Advocaat Korver: Niet meer tornen aan spreekrecht zedenzaak
AMSTERDAM (ANP) – Aan het spreekrecht van ouders in de Amsterdamse zedenzaak mag niet meer getornd worden. Het verzoek van de advocaten van Robert M. en Richard van O. om de toekenning hiervan terug te draaien, moet naar de prullenmand worden verwezen.
Dat vindt advocaat Richard Korver, die enkele tientallen ouders in de zedenzaak bijstaat. Korver heeft hierover een uitvoerige brief geschreven aan de rechtbank.
Maandag start het proces tegen M. en Van O. De rechtbank bepaalde in december dat ouders tijdens de rechtszaak mogen spreken. De advocaten van Robert M. hebben zich daar toen tegen verzet, omdat volgens de huidige wettelijke regeling ouders geen spreekrecht hebben.
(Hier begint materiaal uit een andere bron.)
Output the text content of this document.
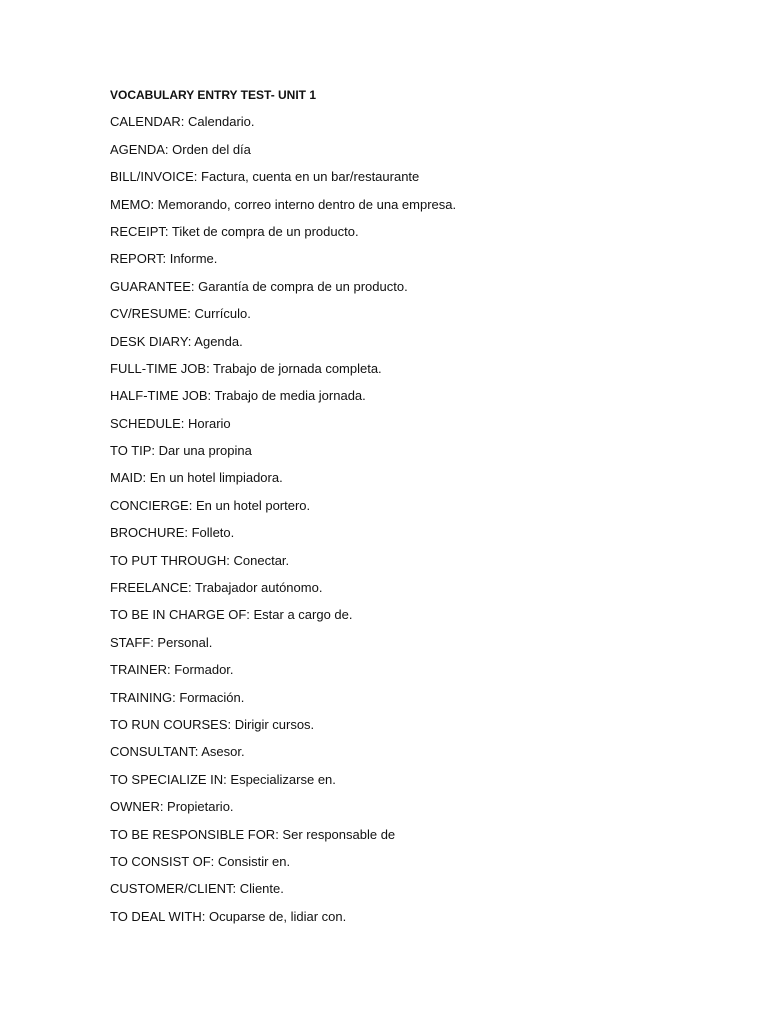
VOCABULARY ENTRY TEST- UNIT 1
CALENDAR: Calendario.
AGENDA: Orden del día
BILL/INVOICE: Factura, cuenta en un bar/restaurante
MEMO: Memorando, correo interno dentro de una empresa.
RECEIPT: Tiket de compra de un producto.
REPORT: Informe.
GUARANTEE: Garantía de compra de un producto.
CV/RESUME: Currículo.
DESK DIARY: Agenda.
FULL-TIME JOB: Trabajo de jornada completa.
HALF-TIME JOB: Trabajo de media jornada.
SCHEDULE: Horario
TO TIP: Dar una propina
MAID: En un hotel limpiadora.
CONCIERGE: En un hotel portero.
BROCHURE: Folleto.
TO PUT THROUGH: Conectar.
FREELANCE: Trabajador autónomo.
TO BE IN CHARGE OF: Estar a cargo de.
STAFF: Personal.
TRAINER: Formador.
TRAINING: Formación.
TO RUN COURSES: Dirigir cursos.
CONSULTANT: Asesor.
TO SPECIALIZE IN: Especializarse en.
OWNER: Propietario.
TO BE RESPONSIBLE FOR: Ser responsable de
TO CONSIST OF: Consistir en.
CUSTOMER/CLIENT: Cliente.
TO DEAL WITH: Ocuparse de, lidiar con.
Aard en omvang van de zaak zijn voor de rechtbank reden geweest de ouders dit recht toch toe te kennen.
Vorige week bepaalde de Hoge Raad in een moordzaak dat de rechter het spreekrecht niet mag verruimen. Alleen de wetgever kan dat doen, aldus de raad. M.’s advocaten Tjalling van der Goot en Wim Anker de rechtbank in een brief direct op deze uitspraak gewezen en aangekondigd dat zij het spreekrecht van de ouders opnieuw ter discussie willen stellen.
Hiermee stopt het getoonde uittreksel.